“Ascetics are both the children and elders of society at the same time, childlike in maintaining their idealism and wise as a result.”
-Swami B.V. Tripurari
Idealism is considered to be something belonging to youth, after which we grow over it and get on with the “real world”. I’ve seen so many leave their idealism behind along with their thinning hair, and I’ve left a bundle of it behind myself (both of them, actually). The reality of survival becomes apparent when your parents stop paying your bills. It’s hard to be a dumpster diving squatter if you have three kids to take care of and a mortgage and a student loan. Unfortunately idealism is often no more than a utopia that’s not really grounded in how the world works and that’s one reason why people comply in their adult lives.

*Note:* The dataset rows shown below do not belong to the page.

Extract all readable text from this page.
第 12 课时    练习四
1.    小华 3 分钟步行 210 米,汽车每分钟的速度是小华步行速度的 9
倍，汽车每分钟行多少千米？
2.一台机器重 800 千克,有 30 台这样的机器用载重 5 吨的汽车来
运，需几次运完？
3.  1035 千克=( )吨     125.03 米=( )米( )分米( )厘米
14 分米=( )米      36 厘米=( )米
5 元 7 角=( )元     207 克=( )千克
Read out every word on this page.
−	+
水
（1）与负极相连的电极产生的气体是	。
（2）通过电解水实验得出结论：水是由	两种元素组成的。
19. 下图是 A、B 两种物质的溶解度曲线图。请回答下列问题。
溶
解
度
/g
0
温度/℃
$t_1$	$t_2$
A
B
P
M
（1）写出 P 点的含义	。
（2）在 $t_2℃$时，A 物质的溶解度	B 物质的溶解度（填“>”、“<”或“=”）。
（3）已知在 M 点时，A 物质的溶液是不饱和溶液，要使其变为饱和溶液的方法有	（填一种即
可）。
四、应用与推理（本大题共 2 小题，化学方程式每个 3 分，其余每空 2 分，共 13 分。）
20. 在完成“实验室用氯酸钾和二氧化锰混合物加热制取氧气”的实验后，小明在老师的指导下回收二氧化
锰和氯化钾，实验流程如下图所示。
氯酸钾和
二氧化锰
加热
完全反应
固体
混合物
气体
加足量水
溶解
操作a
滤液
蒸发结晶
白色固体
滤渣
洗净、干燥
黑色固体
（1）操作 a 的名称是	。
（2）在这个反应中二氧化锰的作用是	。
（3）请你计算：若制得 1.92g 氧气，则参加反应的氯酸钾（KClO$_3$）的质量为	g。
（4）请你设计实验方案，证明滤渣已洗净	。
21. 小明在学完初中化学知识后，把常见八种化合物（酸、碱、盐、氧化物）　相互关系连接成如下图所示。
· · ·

There’s something very attractive about the youthful idealism, as much as it can be silly and juvenile as well. Despite being often misdirected and not too well-informed, the feeling of it, the urge to fight and stand for something, is very attractive. Faith in itself is beautiful. To be ready to lay down your life for something, give your all-in-all, is to really be alive. But how fulfilling is it really to reach the goal of idealism that concerns only the material existence? If we’d save all the oceans, turn over all the evil governments, burn down every slaughter house and feed every hungry person in the world, what to fight for then? Would the peaceful dayt-to-day life in the perfect world satisfy us? I know it wouldn’t satisfy me.
The root of exploitation is much closer to us than we dare to think, and social activism doesn’t really have the weeding tools to pull it out. According to eastern philosophy our materially tinged view of reality is the cause of injustice. It’s not a circumstantial problem. We are the problem. So it’s not very surprising that most idealists get totally frustrated and bury their weapons under their couches and home theaters . We’re chaining ourselves to a wrong tree, so to speak.
I’ve always thought that spiritual life is the essence and the source of idealism. It’s revolutionary in a sustainable way. Since morality is at its basis, it doesn’t abandon responsibility in the name of a higher ideal (when in a lot of the cases the real motivation may be laziness or selfishness). But when the time is right, all duties in relation to the world will be left behind, and one is free to live exclusively to one’s ideal. The cool thing about Gaudiya Vaishnavism is that it doesn’t suffocate the soul in the name of ending exploitation or suffering. It talks about refocusing our view of what reality is and how we fit in. It’s not as much preoccupied with changing or doing away with the externals rather than expanding our understanding of what we are. Real idealism is actually just about seeing the full picture of reality.